# NFT Help Needed



## jrobertson (Feb 6, 2007)

when you are doing ebb and flow, or flood and drain what is the normal flushing times? Once a month or? The plants look healthy and are growing like crazy, they average 9 to ten inches in height, I am doing this by hand. I use fresh ferts, flora nova green, as they have been in the veg stage since the 17th of january, and the ph 5-5,or 5-7, the leaves look good except one plant that has a couple of leaves that look as if they are starting to pucker a bit and they are the new growth. Any comments would be grately appreciated. thanks jr


----------



## jrobertson (Feb 6, 2007)

I hope I put this in the right section.


----------



## MJ20 (Feb 7, 2007)

Some guys on here say they flush once every 10 days or more.Don't quote me on this (I can't find the thread) but SB talked about the system being able to go for a long time without flush.I kinda gather (from the post that I saw and can't find>again>i can't remember some of it) that he meant you can run it for atleast 15 days without flush


----------



## Stoney Bud (Feb 7, 2007)

jrobertson said:
			
		

> when you are doing ebb and flow, or flood and drain what is the normal flushing times? Once a month or?
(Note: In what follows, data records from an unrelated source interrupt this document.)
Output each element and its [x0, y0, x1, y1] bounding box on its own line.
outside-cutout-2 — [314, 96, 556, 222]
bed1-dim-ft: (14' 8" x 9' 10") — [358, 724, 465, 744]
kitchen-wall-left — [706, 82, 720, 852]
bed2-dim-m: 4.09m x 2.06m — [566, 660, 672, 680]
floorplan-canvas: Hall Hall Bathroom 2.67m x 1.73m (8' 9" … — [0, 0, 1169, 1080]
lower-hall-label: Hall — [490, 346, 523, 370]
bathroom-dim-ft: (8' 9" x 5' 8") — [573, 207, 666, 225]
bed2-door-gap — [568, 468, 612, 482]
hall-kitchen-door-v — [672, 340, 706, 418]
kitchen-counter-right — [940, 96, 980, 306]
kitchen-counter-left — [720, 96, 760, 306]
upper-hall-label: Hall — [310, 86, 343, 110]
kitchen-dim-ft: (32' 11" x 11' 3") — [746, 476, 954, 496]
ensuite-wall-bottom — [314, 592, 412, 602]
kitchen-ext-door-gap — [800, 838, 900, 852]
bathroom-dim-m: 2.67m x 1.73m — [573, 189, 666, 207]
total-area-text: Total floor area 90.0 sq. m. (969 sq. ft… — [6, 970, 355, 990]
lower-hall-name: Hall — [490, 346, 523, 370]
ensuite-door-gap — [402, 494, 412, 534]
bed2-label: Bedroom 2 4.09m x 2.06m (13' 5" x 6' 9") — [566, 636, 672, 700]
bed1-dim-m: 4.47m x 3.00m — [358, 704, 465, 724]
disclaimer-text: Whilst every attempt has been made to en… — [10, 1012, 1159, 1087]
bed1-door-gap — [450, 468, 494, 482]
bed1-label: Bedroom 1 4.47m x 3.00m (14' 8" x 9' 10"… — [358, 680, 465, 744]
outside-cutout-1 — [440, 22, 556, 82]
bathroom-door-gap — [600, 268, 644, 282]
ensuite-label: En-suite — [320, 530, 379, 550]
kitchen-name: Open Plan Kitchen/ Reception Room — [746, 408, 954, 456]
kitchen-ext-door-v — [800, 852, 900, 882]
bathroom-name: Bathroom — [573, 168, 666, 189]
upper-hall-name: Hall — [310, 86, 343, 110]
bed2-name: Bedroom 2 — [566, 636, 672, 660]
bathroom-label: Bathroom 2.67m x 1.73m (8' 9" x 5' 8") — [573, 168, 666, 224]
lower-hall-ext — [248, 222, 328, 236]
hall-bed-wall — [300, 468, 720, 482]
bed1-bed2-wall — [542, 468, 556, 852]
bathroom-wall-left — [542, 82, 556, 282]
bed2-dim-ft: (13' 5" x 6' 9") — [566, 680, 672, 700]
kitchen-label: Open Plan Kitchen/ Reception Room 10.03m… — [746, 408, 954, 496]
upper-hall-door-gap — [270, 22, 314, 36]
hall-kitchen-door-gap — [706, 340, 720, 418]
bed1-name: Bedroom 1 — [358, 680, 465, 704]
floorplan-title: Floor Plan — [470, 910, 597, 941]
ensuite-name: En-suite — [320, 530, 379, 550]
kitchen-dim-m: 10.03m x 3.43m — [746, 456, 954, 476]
It all depends on usage of your nutrient solution.

I design my units so that the nutrients are used fast enough not to require any flushing ever.

The key is if your nutes are more than 30 days old. If you add enough fresh nutrient solution to the reservoir to turn the entire batch around within 30 days, then flushing would be a waste of time and money.

However, if there is an appreciable amount of solution that grows older than 30 days, you should flush each 30 days and fill the entire reservoir with fresh solution.

I have two questions for you:

1. How many gallons does your reservoir hold?

2. How many gallons per/day do you add of fresh made nutrients?


----------



## jrobertson (Feb 8, 2007)

hello SB and smoker 20, I water by hand with fresh nutes three times a day, each time i mix a gallon of ferts and ph the water to 5-6 or 5-7 the ppm runs about 840 at the highest, then discard the run off. Can't afford any different way right now. Plus power shortage. I have a 600 watt hps,sucker fan and ossilating fan,temp of 75 when lights on, temp od 62 when lights out.


----------



## jrobertson (Feb 8, 2007)

hello sb and smoker 20, I water by hand and discard the return water, I'm using flora nova green 850 ppm, ph-d water 5-6, 5-7, I did flush with ph'd water the other day, then went back to feeding the girls, as the same as above, its just one plant thats doing this, the seeds were given to me by a friend. the ones I sent for just wouldn't grow for me. They are all a indica type plant. thanks for your quick replys, have a great day everyone...


----------



## Stoney Bud (Feb 9, 2007)

jrobertson said:
			
		

> hello sb and smoker 20, I water by hand and discard the return water...


 
In an Ebb and Flow system?

Do you have a picture of your system? Maybe you could describe it to me.


----------



## jrobertson (Feb 9, 2007)

my system is very simple, to troughs lined with heavy white plastic, the troughs are six inches wide and 8' long, both are elevated so they drain slowly and completely into a run off tub.  We put rockwool in the bottom of the troughs, the plants are placed first in the troughs then I add the rest of the rockwool. each plant has its own pot that they were started in. a tobacco plastic container with the bottom cut out so that the roots can grow down through the bottom of the pot and down the trough in the rockwool. Pretty prehistoric but it seems to work for us for the time being, maybe we will be able to improve one day.. thanks for your reply, but how often would you flush? I don't have a camera yet either.  
 jr


----------



## can of ownage (Feb 13, 2007)

This sounds more like a NFT to me. ebb and flow is when u FLOOD ur whole grow chamber and then it DRAINS down into a reservior. what it sounds like ur doing is watering the top that way it just runs down and the plants can get to it but even at that if u dont have it going constantly idk what it really is.... but doing a manual NFT sounds tiring....if i were u id at least get a hamster or somthing and improvise a way to get electricity off of him running on the wheel to power a pump ( im just kidding). if its working for now i guess its ok but if u wanna do a ebb and flow ull need a whole new set of parts... at least i would think so..


----------



## jrobertson (Feb 13, 2007)

when you flush for maintenance, how many times, one day or two days or three? the hamsters are on order.. bye


----------



## Stoney Bud (Feb 13, 2007)

jrobertson said:
			
		

> how often would you flush?


Now I know what you have. You've got an NFT, (Nutrient Flow Technique), system.

I use one for my veggy garden outside. I've never flushed it in it's life. I clean it out after each crop.

The extra cost of mixing more nutrients each time you feed could be offset with the purchase of a reservoir and a small pump and timer. You set the timer to pump a trickle of nutrient to the top of the system each couple of hours. Then you only have to add fresh nutrients to your reservoir as it gets used.

You'll find that an NFT system is a PITA to use for MJ, but good luck to you man.


----------



## jrobertson (Feb 17, 2007)

the hamsters are busy and the girls are liken there company.


----------